In many ways, the first week of school this year was just like any other. We established classroom rules and procedures. We talked about respect of teachers and peers. We identified and practiced ways to solve common problems and conficts. We read stories. We went to recess. We finished beginning of the year tests, etc, etc, etc.
However, this year was quite a bit different for me. For the first time, I have a student who is blind. She also has some other exceptionalities, but to be perfectly honest, it's her blindness that has caused so much thinking and reflecting on my part.
I've always known that I rely very heavily on visual supports. For many children with learning disabilities and language impairments, adding a visual cue provides them another way to access concepts. I do this deliberatley and systematically with Boardmaker, graphic organizers and simple line drawings on assignments, tests or the white board or Activeboard. It's become an integral part of my planning and lesson delivery.
What I didn't fully recognize until this charming, engaging, delightful girl who happens to be blind was in my class was how heavily I use and rely on facial expressions and gestures. Simple things like giving a thumbs up across the room to a child who is working on independent work while I have a group at my table. Or using the sign language symbol for "stop" in an assembly for someone who is talking to a neighbor. Or smiling to welcome a child who is joining the group from speech therapy or OT without interrupting the flow of the group. And of course, giving the "evil eye" when a child is doing something he/she knows is inappropriate.
I like this.......facial expressions and gestures give encouragement or redirection in a way that doesn't distract others.
Not surprisingly, these strategies are completely ineffective for my student who is blind. I'm in the process of re-thinking how to discretely give these types of cues to her in a way that helps her but doesnt distract the other students.
She happens to be very affectionate, so we're practicing high fives, pinky hugs and "golf claps" (quiet clapping that celebrates her successes). Right now in large group settings, I'm also using a lot of proximity and whispered cues to let her know things that are happening.
In addition to this, I'm modeling talking about pictures and details of things as we pass to her and the class. I'll have to let you know how this goes...this is one of those "gut" things. I don't know of any educational theory to back this up. But, my hope is that in modeling my description of pictures and things we pass, the other students will notice this and start to do it, too. I hope that this will not only increase their acceptance of others' with differences, but it will also increase their own skills at recognizing main ideas, important details, clues, descriptive words, feelings, etc. That verbalizing all of these things for one child will also help the other to more fully understand the importance of them.

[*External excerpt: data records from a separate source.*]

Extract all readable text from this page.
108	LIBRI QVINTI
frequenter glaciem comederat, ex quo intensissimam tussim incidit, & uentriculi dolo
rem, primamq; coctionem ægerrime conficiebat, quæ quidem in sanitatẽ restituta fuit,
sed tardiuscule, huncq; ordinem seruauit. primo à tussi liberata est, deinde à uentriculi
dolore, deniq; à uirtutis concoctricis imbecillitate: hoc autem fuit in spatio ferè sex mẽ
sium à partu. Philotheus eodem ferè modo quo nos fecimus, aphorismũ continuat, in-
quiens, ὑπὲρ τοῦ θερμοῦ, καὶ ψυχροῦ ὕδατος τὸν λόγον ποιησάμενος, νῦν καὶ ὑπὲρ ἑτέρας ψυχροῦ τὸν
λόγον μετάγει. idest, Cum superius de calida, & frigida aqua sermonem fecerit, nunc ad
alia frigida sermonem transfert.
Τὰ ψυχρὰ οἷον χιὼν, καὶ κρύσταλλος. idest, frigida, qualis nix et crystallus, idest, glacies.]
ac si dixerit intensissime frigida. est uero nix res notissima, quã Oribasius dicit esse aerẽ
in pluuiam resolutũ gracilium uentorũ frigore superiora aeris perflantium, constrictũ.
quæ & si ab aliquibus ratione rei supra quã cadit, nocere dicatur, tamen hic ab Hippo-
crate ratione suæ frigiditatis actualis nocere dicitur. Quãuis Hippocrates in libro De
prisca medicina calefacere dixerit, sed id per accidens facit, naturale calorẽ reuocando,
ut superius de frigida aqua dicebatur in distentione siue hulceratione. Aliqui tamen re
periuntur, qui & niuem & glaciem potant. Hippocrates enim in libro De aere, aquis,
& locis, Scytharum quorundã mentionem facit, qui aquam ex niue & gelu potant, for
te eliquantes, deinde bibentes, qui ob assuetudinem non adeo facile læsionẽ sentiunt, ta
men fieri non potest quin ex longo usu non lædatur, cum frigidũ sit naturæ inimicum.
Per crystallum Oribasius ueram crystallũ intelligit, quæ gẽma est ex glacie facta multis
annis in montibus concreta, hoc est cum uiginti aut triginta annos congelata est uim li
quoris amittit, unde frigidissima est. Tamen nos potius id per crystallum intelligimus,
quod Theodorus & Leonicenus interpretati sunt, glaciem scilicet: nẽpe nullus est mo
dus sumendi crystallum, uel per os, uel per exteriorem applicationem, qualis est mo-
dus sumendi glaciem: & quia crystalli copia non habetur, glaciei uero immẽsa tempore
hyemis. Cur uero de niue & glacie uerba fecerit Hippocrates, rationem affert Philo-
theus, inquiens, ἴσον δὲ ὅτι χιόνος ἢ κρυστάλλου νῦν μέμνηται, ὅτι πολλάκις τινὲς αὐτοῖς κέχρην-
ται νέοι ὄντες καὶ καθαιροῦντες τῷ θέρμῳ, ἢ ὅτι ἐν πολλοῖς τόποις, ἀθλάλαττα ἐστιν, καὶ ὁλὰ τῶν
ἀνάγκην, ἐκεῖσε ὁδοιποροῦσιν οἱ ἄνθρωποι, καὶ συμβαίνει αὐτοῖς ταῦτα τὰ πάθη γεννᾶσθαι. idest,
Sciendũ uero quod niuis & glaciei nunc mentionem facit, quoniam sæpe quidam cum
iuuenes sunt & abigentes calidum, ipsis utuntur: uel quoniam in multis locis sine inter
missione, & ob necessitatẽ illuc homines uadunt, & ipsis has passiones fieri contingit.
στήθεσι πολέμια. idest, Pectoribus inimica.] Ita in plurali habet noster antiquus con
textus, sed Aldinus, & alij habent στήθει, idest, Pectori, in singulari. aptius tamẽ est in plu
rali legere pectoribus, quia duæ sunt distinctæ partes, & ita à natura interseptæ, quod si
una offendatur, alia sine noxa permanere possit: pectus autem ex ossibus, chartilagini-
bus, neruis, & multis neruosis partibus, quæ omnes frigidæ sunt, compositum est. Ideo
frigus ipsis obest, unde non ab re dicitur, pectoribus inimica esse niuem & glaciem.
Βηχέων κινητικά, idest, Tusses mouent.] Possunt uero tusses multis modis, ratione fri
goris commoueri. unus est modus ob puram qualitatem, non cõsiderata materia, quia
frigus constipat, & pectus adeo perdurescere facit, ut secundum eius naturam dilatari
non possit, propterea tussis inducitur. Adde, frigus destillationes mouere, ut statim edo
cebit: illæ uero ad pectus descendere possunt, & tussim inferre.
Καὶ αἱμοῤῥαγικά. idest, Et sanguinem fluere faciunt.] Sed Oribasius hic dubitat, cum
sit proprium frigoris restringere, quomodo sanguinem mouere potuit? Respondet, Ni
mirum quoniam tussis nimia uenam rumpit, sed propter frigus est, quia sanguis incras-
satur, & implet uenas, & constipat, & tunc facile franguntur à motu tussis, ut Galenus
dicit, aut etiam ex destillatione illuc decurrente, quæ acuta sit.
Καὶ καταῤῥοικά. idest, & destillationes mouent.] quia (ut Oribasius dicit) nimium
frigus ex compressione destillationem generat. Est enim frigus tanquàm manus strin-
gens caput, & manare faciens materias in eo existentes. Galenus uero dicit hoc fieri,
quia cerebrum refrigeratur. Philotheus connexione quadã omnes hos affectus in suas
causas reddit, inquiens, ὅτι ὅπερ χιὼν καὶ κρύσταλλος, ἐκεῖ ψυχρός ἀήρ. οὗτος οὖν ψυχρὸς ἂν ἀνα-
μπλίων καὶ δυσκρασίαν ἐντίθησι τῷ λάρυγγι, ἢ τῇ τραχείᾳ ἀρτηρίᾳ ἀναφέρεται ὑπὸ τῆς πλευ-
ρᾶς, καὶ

This is one of the most exciting parts of teaching children with special needs. I get a chance to think about problems and hopefully come up with solutions. Then not only do I think about the potential solutions, but I get a chance to implement it and observe the results. Whether or not the things that I'm trying right now will work, I don't know. I do know that the process of thinking and reflecting on this and trying things out and observing the results, which then prompts more thinking is defintitely making me a better teacher. It's making me more aware of some of the things I do without thinking and it's requiring me to think in new ways.....that can never be be bad.
I hope by the end of this year I have a few more posts that tell you how excited I am over my students' successes!
4 comments:
I have never taught a blind child but I have one! He is turning three next month and entering preschool. He is starting at a school for the blind but will transition into our home district for kindergarten. I hope his teachers are as thoughful and caring as you in public school!
But I agree that small verbal and touch cues are an excellent way to go.
Nicee...
I like the use of facial expressions; of course, you are right that it won't work on the blind; but the use of tonalities will. The important thing for *all* students, and especially special ed ones, is to find their learning modalities and work with those. There was a study in the UK which showed how students with dyslexia were helped by this approach, and it would help everyone.
i love your article..their are some students who needs some attention but they have a different attitudes and they have a great intelligence that others don't have.